Abstract 3607: Inhibition of mutant IDH enzymes reduces production of 2-HG but does not restore wild type IDH activity in vitro or in vivo

Abstract

Abstract Mutations in isocitrate dehydrogenase (IDH) 1 and 2 occur in variety of malignancies, and notably >70% of low grade gliomas. These mutations lead to neomorphic enzymatic activity that results in the production of the oncometabolite (D)-2-hydroxyglutarate (2-HG) through the consumption of NADPH. IDH mutant cells and tumors have been shown to have heightened sensitivity to reactive oxygen species (ROS) and radiation, though it is unclear if this sensitivity is due to a loss of IDH wild type enzymatic NADPH production, the neoenzymatic activity of the mutant enzyme, or a combination of these activities.
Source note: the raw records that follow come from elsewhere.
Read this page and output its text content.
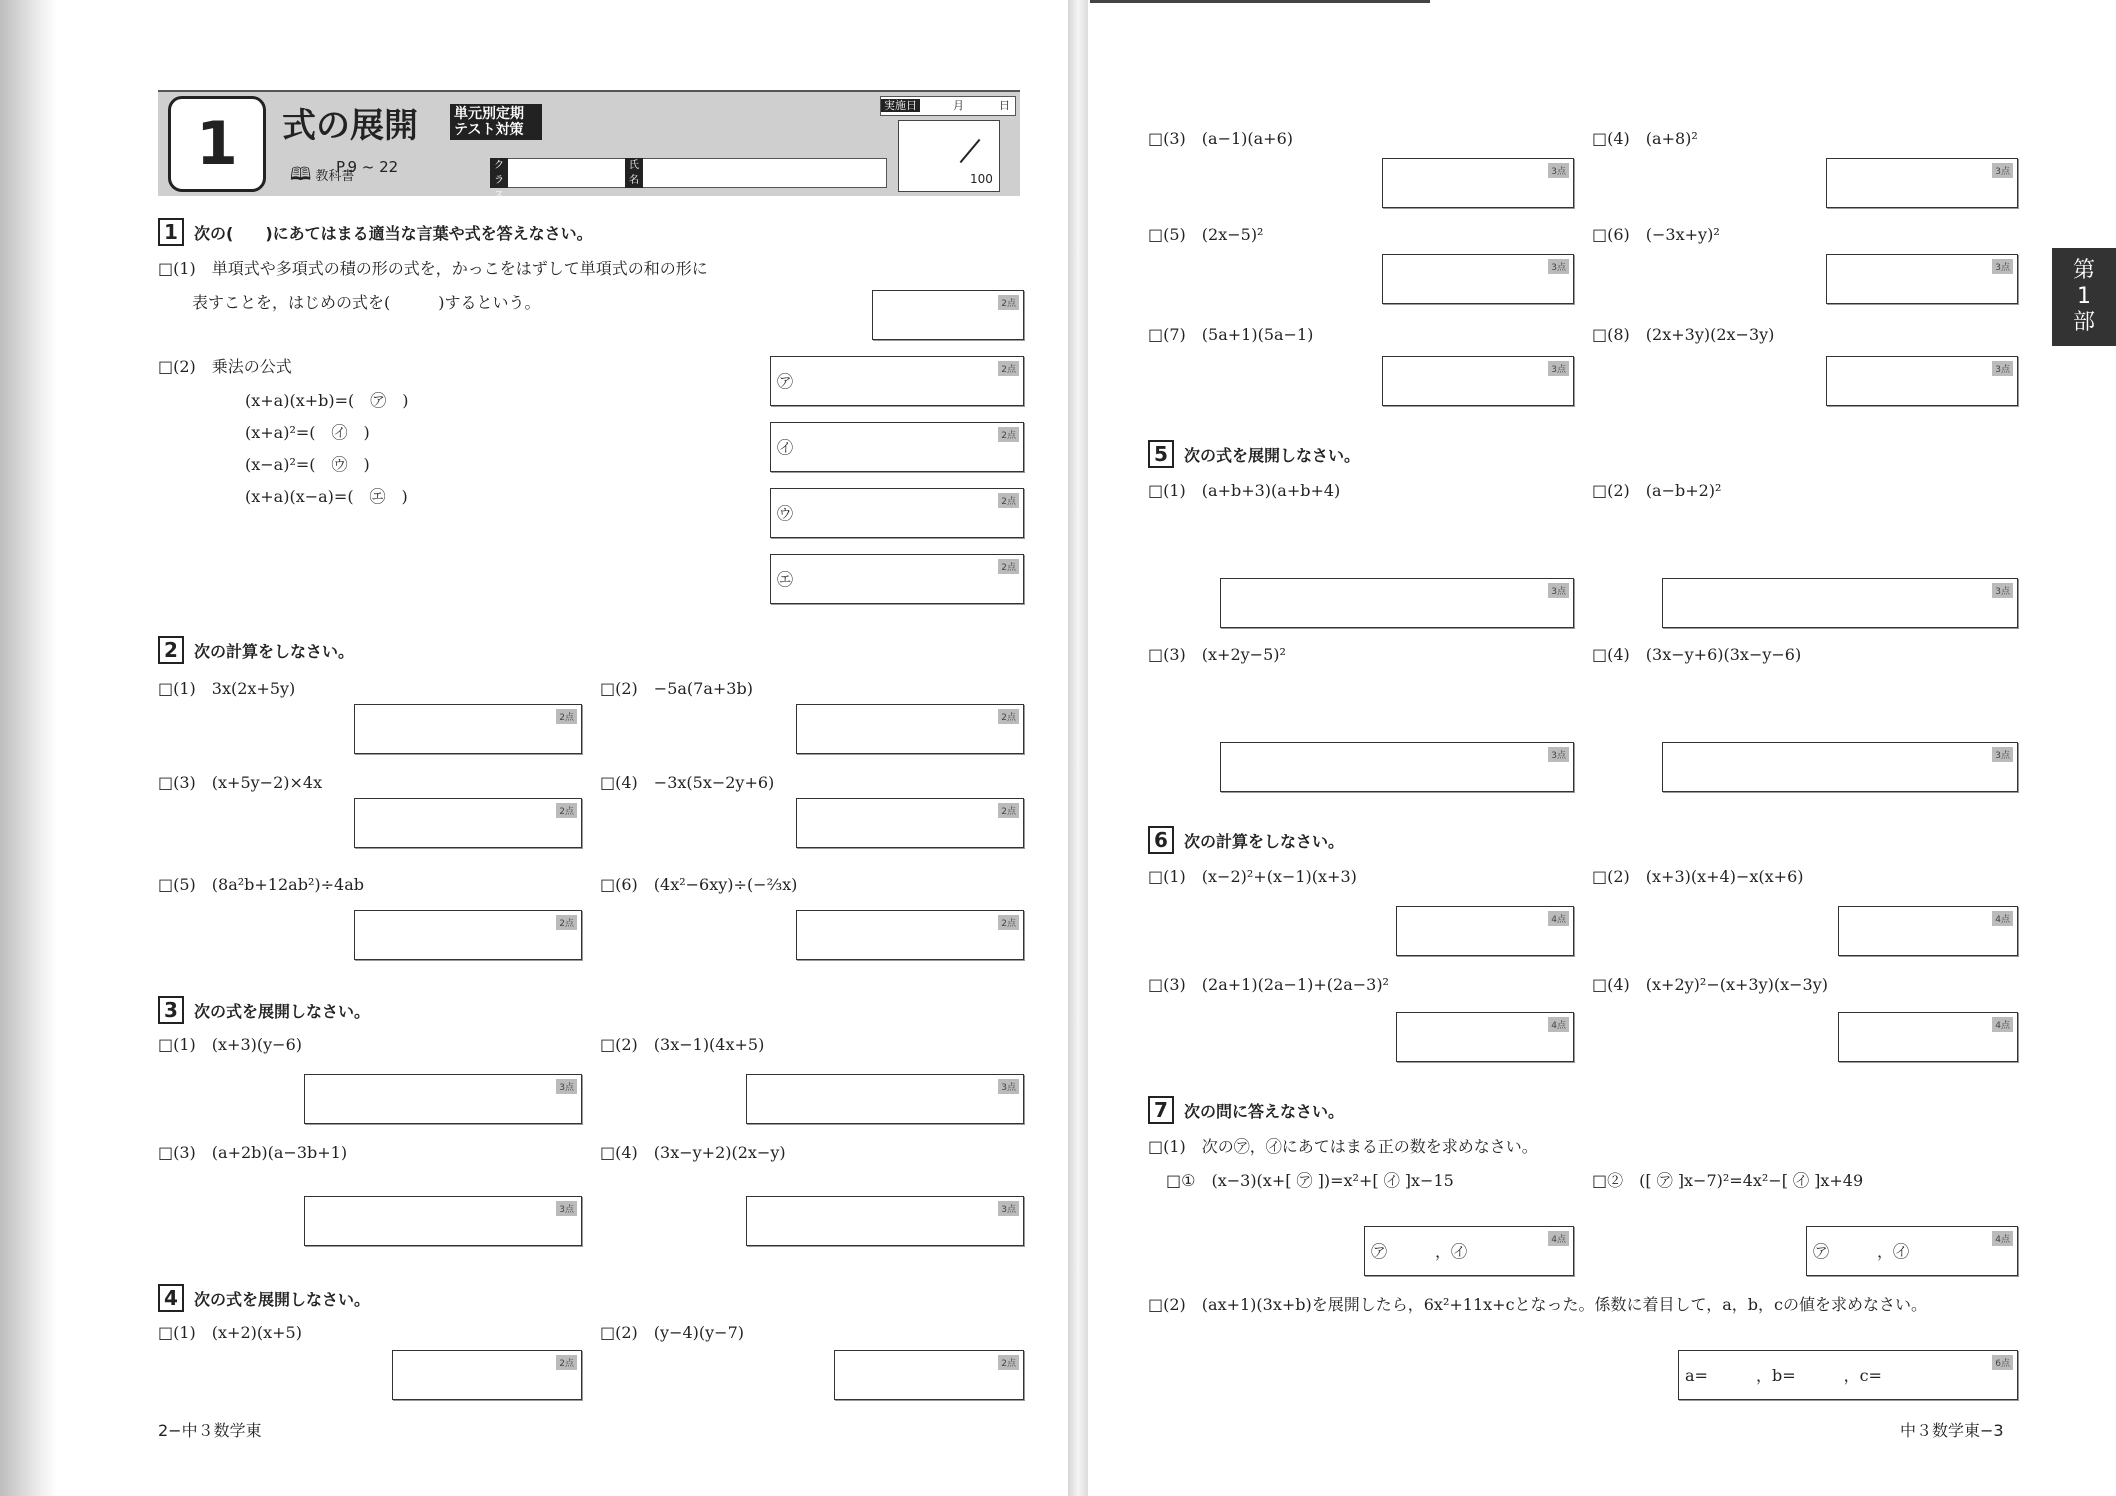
1	式の展開	単元別定期
テスト対策
🕮 教科書
P.9 ~ 22	クラス
氏名
実施日	月	日
100
1 次の(　　)にあてはまる適当な言葉や式を答えなさい。
□(1)　単項式や多項式の積の形の式を，かっこをはずして単項式の和の形に
表すことを，はじめの式を(　　　)するという。	2点
□(2)　乗法の公式
(x+a)(x+b)=(　㋐　)
(x+a)²=(　㋑　)
(x−a)²=(　㋒　)
(x+a)(x−a)=(　㋓　)
㋐
2点
㋑
2点
㋒
2点
㋓
2点
2 次の計算をしなさい。
□(1)　3x(2x+5y)	□(2)　−5a(7a+3b)
2点	2点
□(3)　(x+5y−2)×4x	□(4)　−3x(5x−2y+6)
2点	2点
□(5)　(8a²b+12ab²)÷4ab	□(6)　(4x²−6xy)÷(−⅔x)
2点	2点
3 次の式を展開しなさい。
□(1)　(x+3)(y−6)	□(2)　(3x−1)(4x+5)
3点	3点
□(3)　(a+2b)(a−3b+1)	□(4)　(3x−y+2)(2x−y)
3点	3点
4 次の式を展開しなさい。
□(1)　(x+2)(x+5)	□(2)　(y−4)(y−7)
2点	2点
2−中３数学東
□(3)　(a−1)(a+6)	□(4)　(a+8)²
3点	3点
□(5)　(2x−5)²	□(6)　(−3x+y)²
3点	3点
□(7)　(5a+1)(5a−1)	□(8)　(2x+3y)(2x−3y)
3点	3点
5 次の式を展開しなさい。
□(1)　(a+b+3)(a+b+4)	□(2)　(a−b+2)²
3点	3点
□(3)　(x+2y−5)²	□(4)　(3x−y+6)(3x−y−6)
3点	3点
6 次の計算をしなさい。
□(1)　(x−2)²+(x−1)(x+3)	□(2)　(x+3)(x+4)−x(x+6)
4点	4点
□(3)　(2a+1)(2a−1)+(2a−3)²	□(4)　(x+2y)²−(x+3y)(x−3y)
4点	4点
7 次の問に答えなさい。
□(1)　次の㋐，㋑にあてはまる正の数を求めなさい。
□①　(x−3)(x+[ ㋐ ])=x²+[ ㋑ ]x−15	□②　([ ㋐ ]x−7)²=4x²−[ ㋑ ]x+49
㋐　　　，㋑
4点
㋐　　　，㋑
4点
□(2)　(ax+1)(3x+b)を展開したら，6x²+11x+cとなった。係数に着目して，a，b，cの値を求めなさい。
a=　　　，b=　　　，c=
6点
中３数学東−3
第
1
部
In support of the hypothesis that sensitivity to ROS and radiation is due to a reduced IDH wild type activity in IDH mutant cells, we previously demonstrated that combined treatment of mutant IDH mouse xenografts with AG-881, a potent orally available mutant IDH inhibitor, and radiation resulted in superior tumor growth inhibition than either modality alone. To extend this investigation, we have now developed a novel assay to read out the wild type activity of IDH1/2 enzymes in both cell-based assays and mouse xenograft models. Using an isotopic labeling approach that allows us to fully differentiate the activity of wild type IDH1/2 from the mutant enzymatic activity in the same cell or tumor, we observed that mutant IDH cells and tumors have a significantly reduced level of wild type IDH1/2 activity compared to normal tissue or IDH wild type tumors. Importantly, pharmacologic inhibition of mutant IDH1/2 that resulted in >90% reduction in 2-HG production in mutant cells and tumors did not restore the IDH1/2 wild type activity. These data support our previous observations and suggest that therapeutic strategies targeting the reduced activity of wild type IDH enzymes, such as modalities that induce ROS or treatment with radiation, would be effective when combined with mutant IDH inhibitors. Citation Format: Katie Sellers, Taryn Sleger, Sebastien Ronseaux, Rohini Narayanaswamy, Christine Hudson, Thomas Roddy, Brandon Nicolay. Inhibition of mutant IDH enzymes reduces production of 2-HG but does not restore wild type IDH activity in vitro or in vivo [abstract]. In: Proceedings of the American Association for Cancer Research Annual Meeting 2019; 2019 Mar 29-Apr 3; Atlanta, GA. Philadelphia (PA): AACR; Cancer Res 2019;79(13 Suppl):Abstract nr 3607.